Hanno beneficiato di questo miglioramento soprattutto le grandi imprese, per cui si stima un tasso dell’1,4% (dall’1,7% del 2014), inferiore rispetto a quello del 2009. Per il primo anno dall’inizio della crisi il tasso di ingresso in sofferenza si riduce nelle costruzioni, passando dal 5,9% del 2014 al 5,8% del 2015. Invece nei servizi i tassi di ingresso in sofferenza si confermano sui valori massimi del 2014, al 3,5%.

Infine, l’area più rischiosa, il Mezzogiorno, è quella in cui le sofferenze sono diminuite di più, passando dal 5,6% al 5,2%. Quanto al futuro, il tasso di ingresso in sofferenza per le società non finanziarie dovrebbe ridursi dal 3,7% di fine 2015 al 3% nel 2016, per poi calare al 2,4% nel 2017: è il valore minimo dal 2009, ma ancora di 0,7 punti più elevato dal livello pre-crisi.

Il miglioramento riguarderà tutte le fasce dimensionali, con cali più accentuati per le piccole imprese, che hanno sofferto maggiormente la crisi.
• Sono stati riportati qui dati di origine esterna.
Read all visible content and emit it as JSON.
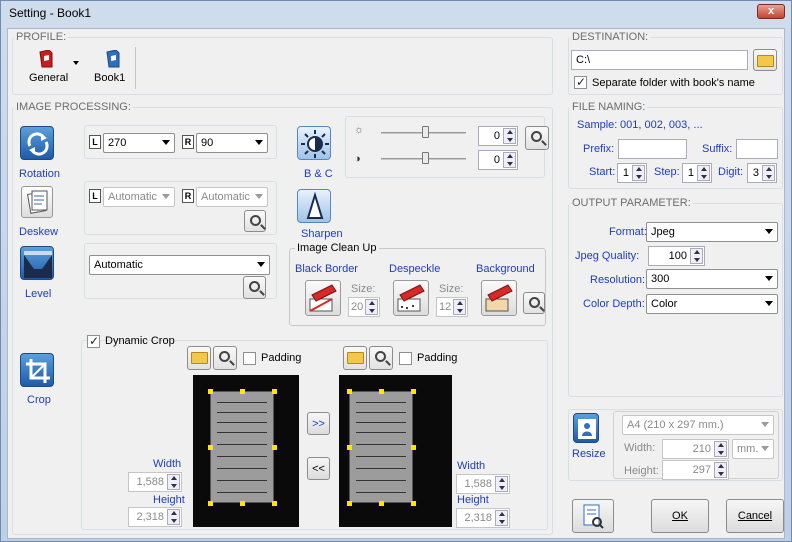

Nell’industria le sofferenze sono attese nel 2017 a livelli molto vicini a quelli pre-crisi: il tasso è previsto all’1,9% al termine dell’esercizio di previsione, in calo dal 3,1% del 2015 e solo un decimale in più da livello del 2008. Si prevede infine un deciso miglioramento nelle costruzioni, dal 5,8% del 2015 al 3,9% del 2017; al contrario dell’industria e nonostante questo forte calo, i livelli pre-crisi rimarranno lontani.